The Protocols of the Elders of Zion
The Protocols of the Elders of Zion (Protokoly sionskikh mudretsov) were first published by devotional author Sergei Nilus in the second edition of his 1905 book Velikoe v malom (The Great in the Small). Nilus had previously published other dubious documents, including the “conversations” between landowner Motovilov and Seraphim of Sarov, which were instrumental in the solemn canonization of Seraphim in 1903, in ceremonies led by Emperor Nicholas II.
The Protocols resurfaced in 1917 and quickly spread across the globe, fueling anti-Semitic and anti-Bolshevik fervor. Their authenticity was challenged in public trials, most notably in Berne in 1934-1935. However The Protocols remain a staple of anti-Semitic ideology throughout the world and continue to be published, especially in Russia and Eastern Europe and in the Arab world.
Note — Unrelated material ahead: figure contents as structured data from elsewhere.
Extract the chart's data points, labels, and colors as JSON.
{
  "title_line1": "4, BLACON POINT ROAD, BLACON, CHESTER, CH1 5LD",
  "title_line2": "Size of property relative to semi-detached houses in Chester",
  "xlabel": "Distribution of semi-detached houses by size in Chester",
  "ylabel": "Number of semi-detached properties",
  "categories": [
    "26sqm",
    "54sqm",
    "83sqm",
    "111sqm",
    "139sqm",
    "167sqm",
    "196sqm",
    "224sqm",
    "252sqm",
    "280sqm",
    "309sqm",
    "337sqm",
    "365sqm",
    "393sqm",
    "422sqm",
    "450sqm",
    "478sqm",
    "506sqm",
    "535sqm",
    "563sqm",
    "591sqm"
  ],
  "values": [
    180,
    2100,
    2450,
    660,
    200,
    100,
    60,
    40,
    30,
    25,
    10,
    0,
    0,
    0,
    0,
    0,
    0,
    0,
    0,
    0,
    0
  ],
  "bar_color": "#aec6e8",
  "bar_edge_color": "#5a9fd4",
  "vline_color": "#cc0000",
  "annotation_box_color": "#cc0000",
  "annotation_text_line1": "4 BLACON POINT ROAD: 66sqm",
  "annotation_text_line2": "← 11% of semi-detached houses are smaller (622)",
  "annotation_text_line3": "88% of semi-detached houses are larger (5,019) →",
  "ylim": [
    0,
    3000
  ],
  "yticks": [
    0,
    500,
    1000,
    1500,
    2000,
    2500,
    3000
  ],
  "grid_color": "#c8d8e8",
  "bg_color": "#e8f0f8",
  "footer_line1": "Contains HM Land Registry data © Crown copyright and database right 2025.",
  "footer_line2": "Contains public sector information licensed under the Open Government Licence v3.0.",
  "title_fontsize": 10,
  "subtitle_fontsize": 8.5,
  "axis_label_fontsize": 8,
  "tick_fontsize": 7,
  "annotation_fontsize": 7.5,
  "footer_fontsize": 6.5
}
Adapting an image from the third “protocol,” some editions represent the interwoven networks of international Jews and Bolsheviks as a serpent twisting around Europe. But conspiracy requires counter-conspiracy: in prefaces and addenda, many of the editions scrupulously document their own origin, from the alleged congress of “the Elders of Zion” in 1897 to Nilus’s first publication of the protocols in 1905 and to its global spread in the wake of the Russian revolutions of 1917.